You may have been wondering why I haven't been blogging for over a week. I've got the generic excuse of being busy, but truthfully it's because I've had a draft of this post staring back at me for most of that time. God knows I'm not normally one to shy away from controversy, but I also know how tough it is to talk about racism and sexism without generating more heat than light. After two more head-slapping examples of our problem appeared just in the last few days, I couldn't hold off any longer. I'm not a good person to talk about explicit discrimination in the tech industry, I'd turn to somebody like Kristina Chodorow, but I have been struck by one of the more subtle reasons we discourage a lot of potential engineers from joining the profession.

I don't get paid for most of the things I spend my time on. I do my blogging, open source coding, and speak at conferences for free, my books provide beer money, and I've only been able to pay myself a small salary for the last few months, after four years of working on startups. This isn't a plea for sympathy, I love doing what I do and see it all as a great investment in the future. I saved up money during my time at Apple precisely so I'd have the luxury of doing all these things.

I was thinking about this when I read Rebecca Murphey's post about the Fluent conference. Her complaints were mostly about things that seemed intrinsic to commercial conferences to me, but I was struck by her observation that the lack of expenses for speakers hits diversity.

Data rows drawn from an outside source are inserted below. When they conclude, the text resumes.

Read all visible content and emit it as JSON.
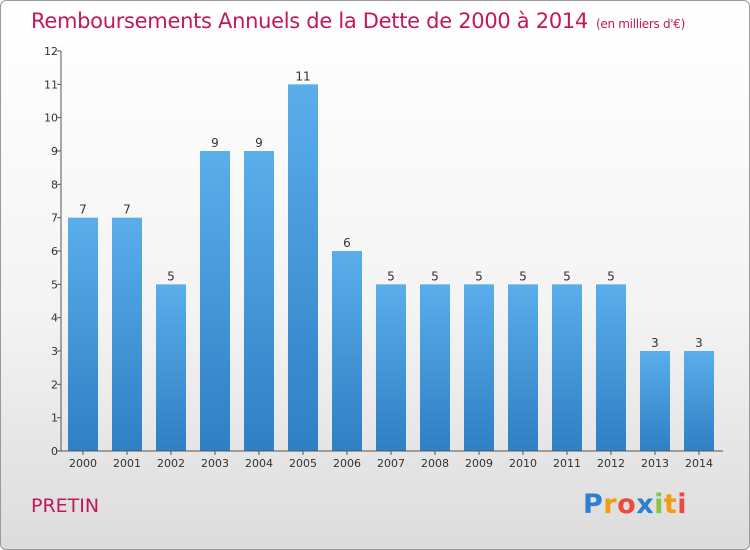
{
  "header": {
    "title": "Remboursements Annuels de la Dette de 2000 à 2014",
    "subtitle": "(en milliers d'€)"
  },
  "footer": {
    "town": "PRETIN",
    "logo": "Proxiti"
  },
  "colors": {
    "title": "#c2185b",
    "bar_light": "#5aaeea",
    "bar_dark": "#2f7fc4"
  },
  "chart_data": {
    "type": "bar",
    "title": "Remboursements Annuels de la Dette de 2000 à 2014",
    "subtitle": "(en milliers d'€)",
    "xlabel": "",
    "ylabel": "",
    "categories": [
      "2000",
      "2001",
      "2002",
      "2003",
      "2004",
      "2005",
      "2006",
      "2007",
      "2008",
      "2009",
      "2010",
      "2011",
      "2012",
      "2013",
      "2014"
    ],
    "values": [
      7,
      7,
      5,
      9,
      9,
      11,
      6,
      5,
      5,
      5,
      5,
      5,
      5,
      3,
      3
    ],
    "ylim": [
      0,
      12
    ],
    "yticks": [
      0,
      1,
      2,
      3,
      4,
      5,
      6,
      7,
      8,
      9,
      10,
      11,
      12
    ],
    "grid": false,
    "data_labels": true
  }
}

I think it goes beyond conferences though (and I've actually found O'Reilly to be far better at paying contributors than most organizers, and they work very hard on discrimination problems). The media industry relies on unpaid internships as a gateway to journalism careers, which excludes a lot of people. Our tech community chooses its high-flyers from people who have enough money and confidence to spend significant amounts of time on unpaid work. Isn't this likely to exclude a lot of people too?

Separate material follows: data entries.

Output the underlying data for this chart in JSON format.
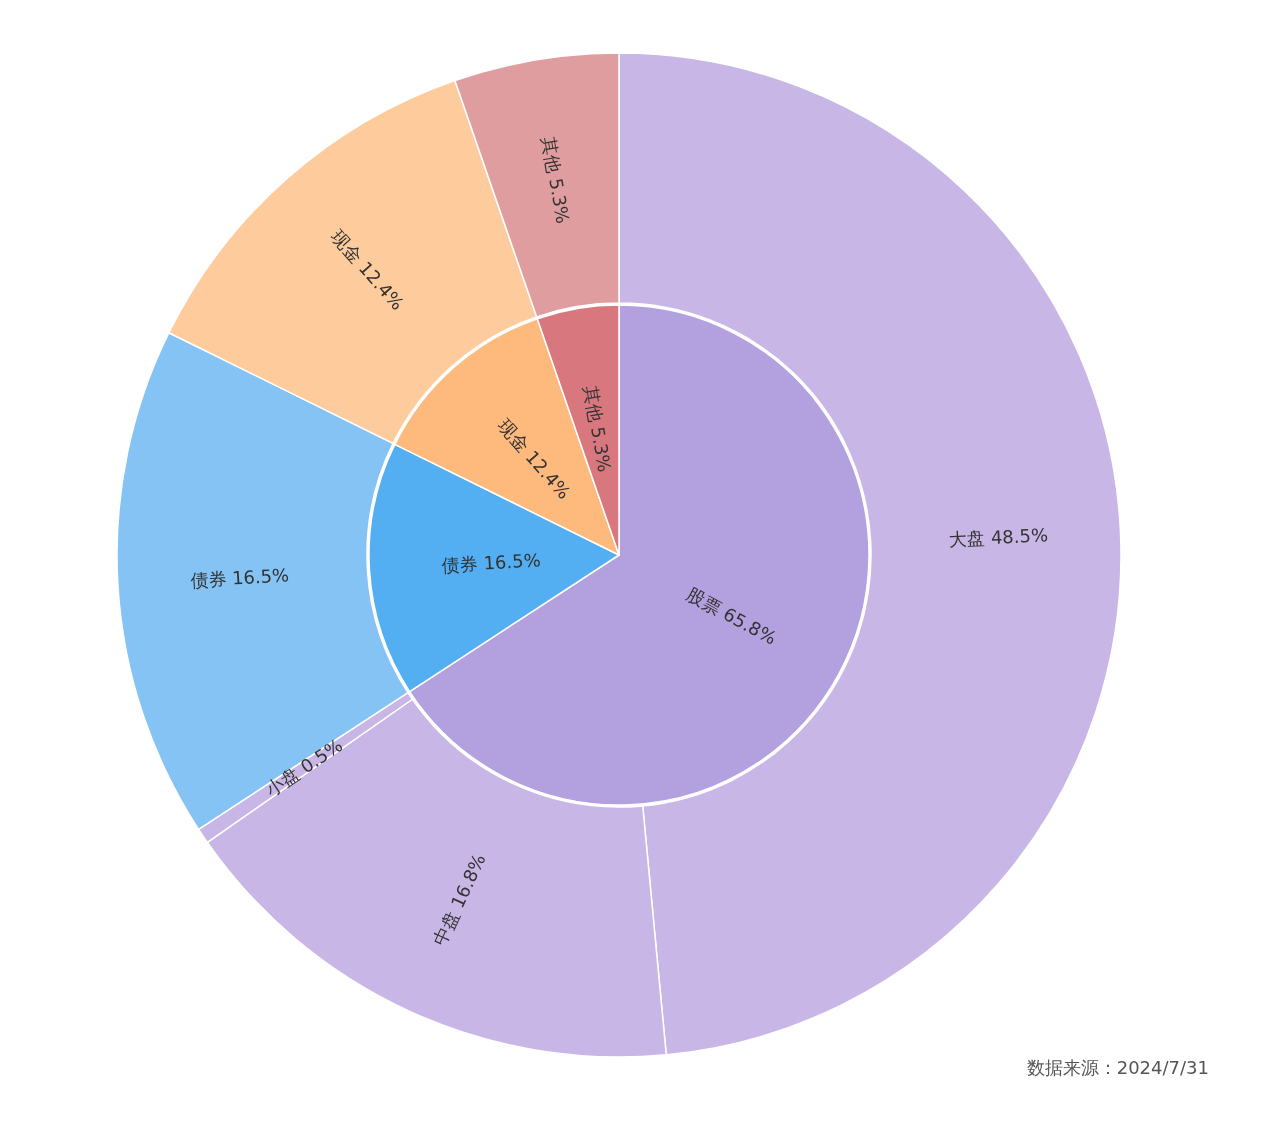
{
  "chart_data": [
    {
      "type": "donut",
      "categories": [
        "大盘",
        "中盘",
        "小盘",
        "债券",
        "现金",
        "其他"
      ],
      "values": [
        48.5,
        16.8,
        0.5,
        16.5,
        12.4,
        5.3
      ],
      "colors": [
        "#c8b7e6",
        "#c8b7e6",
        "#c8b7e6",
        "#84c3f4",
        "#fecb9d",
        "#e09d9f"
      ],
      "value_labels": [
        "48.5%",
        "16.8%",
        "0.5%",
        "16.5%",
        "12.4%",
        "5.3%"
      ],
      "legend": false,
      "annotations": [
        "数据来源：2024/7/31"
      ]
    },
    {
      "type": "pie",
      "categories": [
        "股票",
        "债券",
        "现金",
        "其他"
      ],
      "values": [
        65.8,
        16.5,
        12.4,
        5.3
      ],
      "colors": [
        "#b3a0de",
        "#53aef2",
        "#feb97d",
        "#d8787e"
      ],
      "value_labels": [
        "65.8%",
        "16.5%",
        "12.4%",
        "5.3%"
      ],
      "legend": false
    }
  ]
}
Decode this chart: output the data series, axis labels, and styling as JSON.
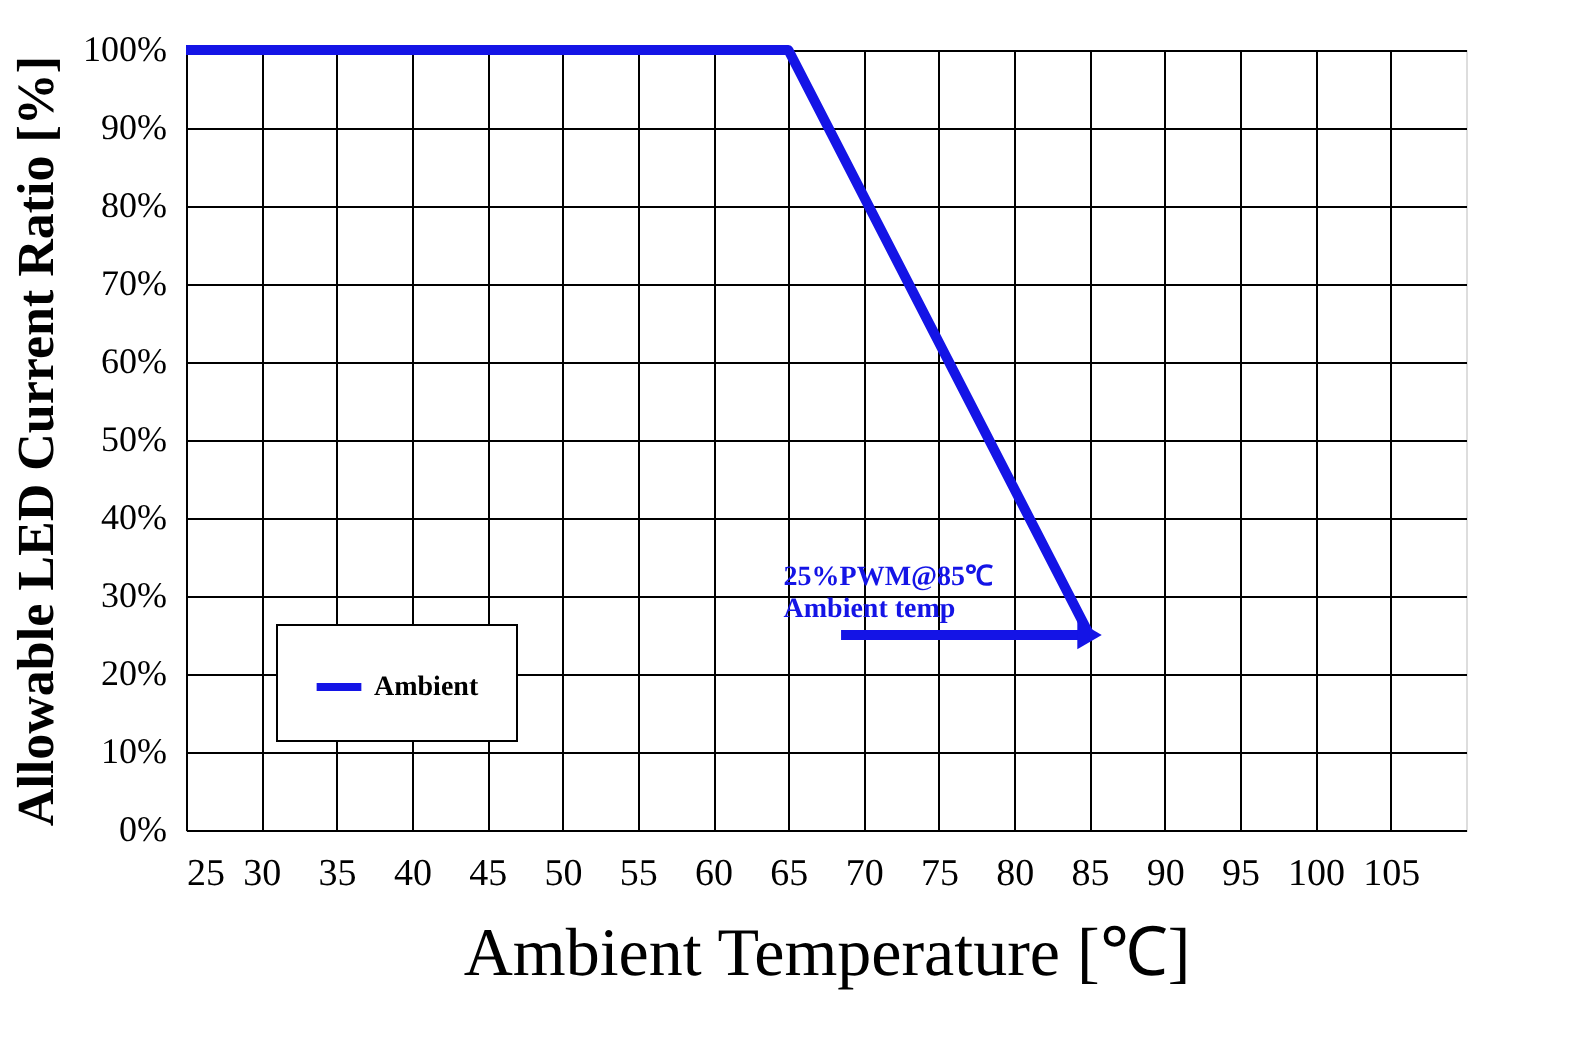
{
  "chart_data": {
    "type": "line",
    "xlabel": "Ambient Temperature [℃]",
    "ylabel": "Allowable LED Current Ratio [%]",
    "x": [
      25,
      65,
      85
    ],
    "series": [
      {
        "name": "Ambient",
        "color": "#1414e6",
        "values": [
          100,
          100,
          25
        ]
      }
    ],
    "xlim": [
      25,
      110
    ],
    "xticks": [
      25,
      30,
      35,
      40,
      45,
      50,
      55,
      60,
      65,
      70,
      75,
      80,
      85,
      90,
      95,
      100,
      105
    ],
    "ylim": [
      0,
      100
    ],
    "yticks": [
      {
        "value": 0,
        "label": "0%"
      },
      {
        "value": 10,
        "label": "10%"
      },
      {
        "value": 20,
        "label": "20%"
      },
      {
        "value": 30,
        "label": "30%"
      },
      {
        "value": 40,
        "label": "40%"
      },
      {
        "value": 50,
        "label": "50%"
      },
      {
        "value": 60,
        "label": "60%"
      },
      {
        "value": 70,
        "label": "70%"
      },
      {
        "value": 80,
        "label": "80%"
      },
      {
        "value": 90,
        "label": "90%"
      },
      {
        "value": 100,
        "label": "100%"
      }
    ],
    "annotations": [
      {
        "text": "25%PWM@85℃\nAmbient temp",
        "x": 85,
        "y": 25
      }
    ],
    "grid": true,
    "legend": "bottom left",
    "marker": "none",
    "line_style": "solid"
  }
}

And yes, we do have a diversity problem. I'm not wringing my hands about this out of a vague concern for 'political correctness', I'm deeply frustrated that I have so much trouble hiring good engineers. I look around at careers that require similar skills, like actuaries, and they include a lot more women and minorities. I desperately need more good people on my team, and the statistics tell me that as a community we're failing to attract or keep a lot of the potential candidates.

We're a meritocracy. Writing, speaking, or coding for free helps talented people get noticed, and it's hard to picture our industry functioning without that process at its heart. We have to think hard about how we can preserve the aspects we need, but open up the system to people we're missing right now. Maybe that means setting up scholarships, having a norm that internships should all be paid, setting aside time for training as part of the job, or even doing a better job of reaching larval engineers earlier in education? Is part of it just talking about the career path more explicitly, so that people understand how crucial spending your weekends coding on open source, etc, can be for your career?

I don't know exactly what to do, but when I look around at yet another room packed with white guys in black t-shirts, I know we're screwing up.